You can actually attend, or if you prefer you can participate virtually. Pre-registration is encouraged, but you can register in-person at the event. Please do wear a face mask. The event is sponsored by First Lutheran Church in Hayward. Go to www.relayforlife.org/sawyercountywi for all of the details and the registration form.

The “star dedication” mentioned above refers to a paper star that is attached to a board for all to see. The names on the stars are of loved ones who are fighting or who have survived cancer, or of someone who lost a fight with cancer. I can tell you from personal experience that it is touching and humbling to see your own name on a star on that board. If you cannot attend the event, but would like to put someone’s name onto a star, go to the website.

Another fun event is being planned, the third annual Fishing Has No Boundaries Chili Cook-off on March 6. Watch for details at www.Haywardfhnb.org. If you would like to enter your chili, call the FHNB office at (715) 634-3185, ext. 4.

If you are looking for an adventure, there are a lot of winter trails in our neck of the woods to explore. The Cable Natural History Museum has snowshoe rentals available, with sizes for adults and kids, big and small. Go to www.cablemuseum.org for details. Click “rentals” under the “Visit” arrow.

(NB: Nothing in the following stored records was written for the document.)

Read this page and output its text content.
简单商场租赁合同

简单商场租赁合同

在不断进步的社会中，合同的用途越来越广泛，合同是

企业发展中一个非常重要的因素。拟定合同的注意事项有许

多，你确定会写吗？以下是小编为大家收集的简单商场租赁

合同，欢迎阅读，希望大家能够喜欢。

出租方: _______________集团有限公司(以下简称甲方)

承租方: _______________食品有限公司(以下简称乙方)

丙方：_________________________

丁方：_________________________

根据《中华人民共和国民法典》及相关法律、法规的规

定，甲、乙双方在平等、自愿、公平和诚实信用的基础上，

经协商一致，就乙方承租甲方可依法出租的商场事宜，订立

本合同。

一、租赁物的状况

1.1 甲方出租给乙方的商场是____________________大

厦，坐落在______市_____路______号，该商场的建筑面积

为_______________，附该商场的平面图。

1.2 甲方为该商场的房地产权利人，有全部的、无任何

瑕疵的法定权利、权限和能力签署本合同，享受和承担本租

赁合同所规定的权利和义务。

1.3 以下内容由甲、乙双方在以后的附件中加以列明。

Jan. 15 is National Booch Day. I had to look that up. “Booch” is the insider term for kombucha. It is made by mixing tea (black, green, red, or white) with sugar and other ingredients, and fermenting at room temperature for seven to 14 days with a specific mix of yeast and bacteria. It is said to “quickly detoxify” you.

And in case you are interested in getting your toxins back after Booch Day, Jan. 17 is hot-buttered rum day.

I wonder what beverage Bob and Diane Sosnowski will choose to celebrate their anniversary, which is Jan.15. Have a really happy one, you two!

Sue Dale’s birthday is on Jan.16. Carole Dujmovic’s is on Jan. 19. Chris Diem celebrates a birthday on Jan. 20. A very happy birthday is wished to each of you.